Nada como lançar mão do exemplo real para que se compreenda a tese de fundo que se está a abordar. Em setembro último, a Corte Especial do Superior Tribunal de Justiça decidiu que honorários advocatícios de sucumbência arbitrados em cem reais são manifestamente irrisórios por contrariar o princípio da justa remuneração do trabalho do advogado e como tais podem ser revistos pelo Judiciário.
Cuidava-se de ação cautelar de produção antecipada de provas extinta sem incursão do mérito. A parte autora foi condenada a pagar a verba sucumbencial de 10% incidente sobre o valor da causa, o que foi mantido pelo TJSP, sob a alegação de simplicidade da demanda.

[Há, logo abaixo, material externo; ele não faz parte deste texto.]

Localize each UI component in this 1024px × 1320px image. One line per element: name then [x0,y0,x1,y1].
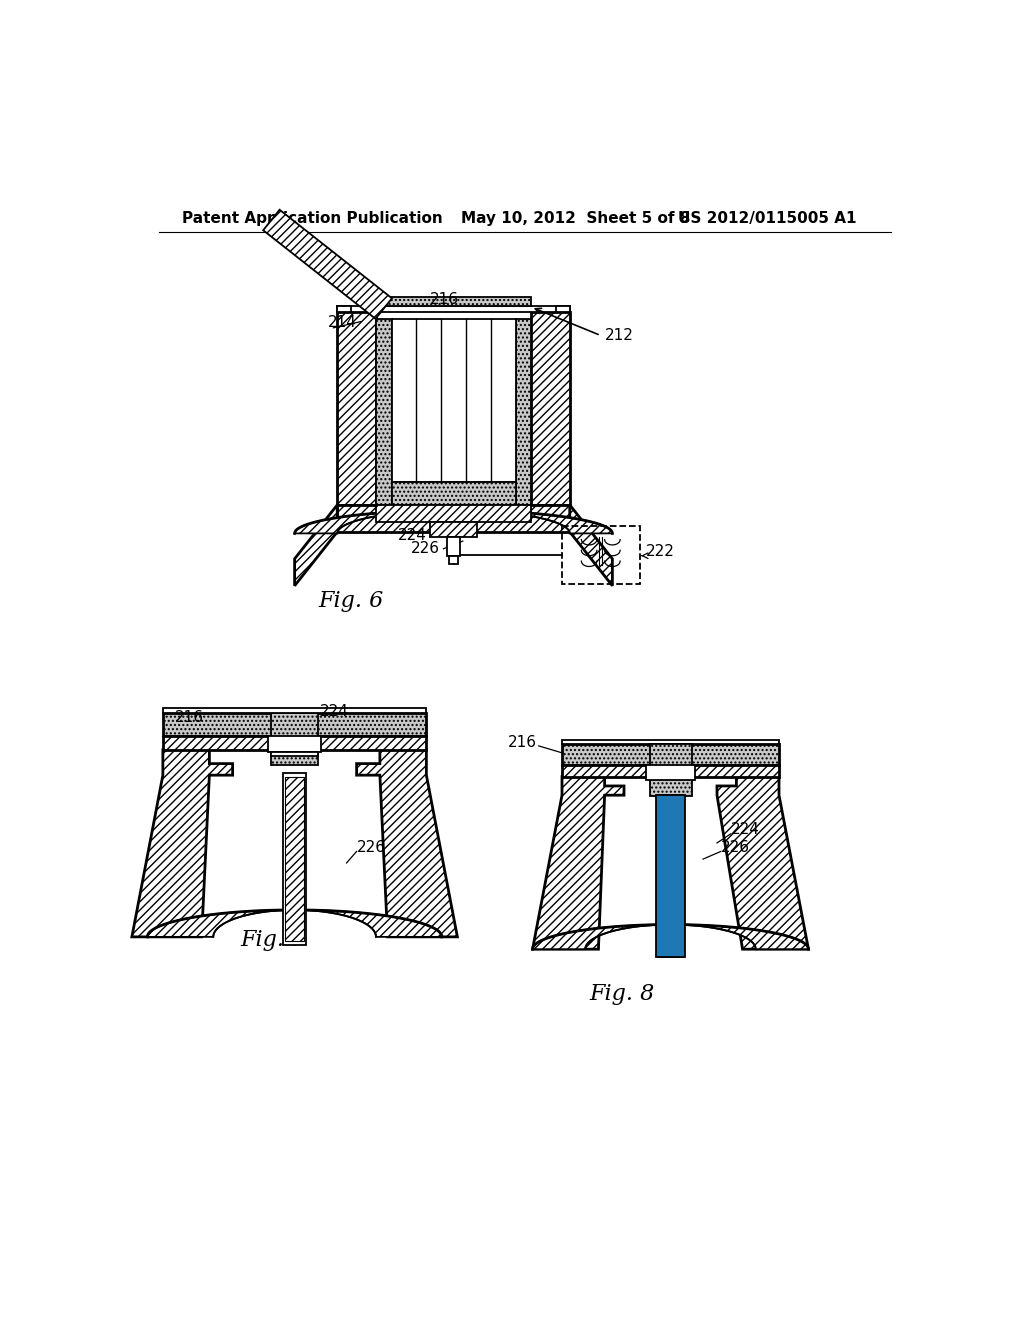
Bar [376,297,531,306]
Text: Fig. 7: Fig. 7 [241,929,305,950]
Bar [515,318,531,506]
Text: 224: 224 [321,704,349,719]
Polygon shape [295,506,337,586]
Bar [562,743,779,766]
Polygon shape [263,210,392,319]
Polygon shape [569,506,612,586]
Bar [337,306,569,313]
Text: 222: 222 [646,544,675,558]
Bar [562,739,779,743]
Text: Fig. 8: Fig. 8 [589,983,654,1005]
Bar [562,527,640,585]
Polygon shape [356,750,458,937]
Bar [163,737,426,750]
Text: 226: 226 [411,541,440,556]
Polygon shape [717,776,809,949]
Text: 216: 216 [430,292,459,306]
Polygon shape [132,750,232,937]
Polygon shape [147,909,442,937]
Text: 214: 214 [328,315,356,330]
Bar [376,506,531,521]
Bar [446,537,461,557]
Bar [163,713,426,737]
Polygon shape [531,313,569,506]
Bar [268,737,321,752]
Bar [337,306,351,313]
Bar [376,318,391,506]
Bar [391,318,515,482]
Polygon shape [337,313,376,506]
Bar [430,521,477,537]
Bar [286,776,304,941]
Text: 216: 216 [508,734,537,750]
Bar [562,766,779,776]
Polygon shape [532,924,809,949]
Text: US 2012/0115005 A1: US 2012/0115005 A1 [678,211,857,226]
Text: Patent Application Publication: Patent Application Publication [182,211,443,226]
Bar [449,557,458,564]
Bar [655,795,685,957]
Polygon shape [295,511,612,533]
Bar [391,482,515,506]
Bar [658,795,683,957]
Bar [556,306,569,313]
Bar [649,743,692,796]
Bar [283,774,306,945]
Bar [646,766,695,780]
Polygon shape [337,506,569,532]
Bar [163,708,426,713]
Text: 216: 216 [174,710,204,725]
Text: Fig. 6: Fig. 6 [317,590,383,612]
Bar [271,752,317,756]
Bar [271,713,317,766]
Text: May 10, 2012  Sheet 5 of 8: May 10, 2012 Sheet 5 of 8 [461,211,690,226]
Text: 224: 224 [731,822,760,837]
Text: 224: 224 [397,528,427,544]
Text: 212: 212 [604,327,634,343]
Text: 226: 226 [721,840,750,855]
Polygon shape [532,776,624,949]
Text: 226: 226 [356,840,386,855]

No STJ, deu-se recurso especial junto à Terceira Turma, concluindo-se ali que os honorários foram estabelecidos com razoabilidade e proporcionalidade, e que os rever esbarraria no obstáculo da Súmula 7 da Corte, pois exigiria rediscutir fatos e provas.
Desse acórdão houve embargos de divergência, sustentados em precedentes do próprio Tribunal que o valor de cem reais em honorários Dé sucumbência foi reputado ínfimo, e, com isso, esvaziador do status dignitatis do profissional da advocacia e dela mesma.
Interesse
O relator dos embargos, Ministro João Otávio de Noronha, em seu Voto, expressou com cirúrgica sensibilidade: "A revisão, nessas circunstâncias, pode ocorrer sem a necessidade de revolvimento de fatos e provas, pois a análise se dá com base em critérios objetivos, como a razoabilidade e a proporcionalidade da verba honorária".
Como desbordo, foram aprovadas pela Corte Especial duas teses da maior importância. 1) Honorários advocatícios fixados em valor manifestamente irrisório podem ser revistos sem necessidade de revolvimento de matéria fático-probatória; e 2) A revisão de honorários irrisórios não se submete ao óbice da Súmula nº 7 (EREsp 1.782.427).
Eis o cerne da coisa. Os honorários advocatícios não são bolsas de sangue cenográfico. Eles existem como mecanismos garantidores da dignidade basilar desse referido profissional, tão epicêntrico, remunerando-o e jamais o punindo, menos ainda sob a roupagem de um inusitado senso do que é ser justo, supondo-se que se protege o interesse coletivo apertando-se o cerco a tal verba, dosando- a acima de tudo com má vontade.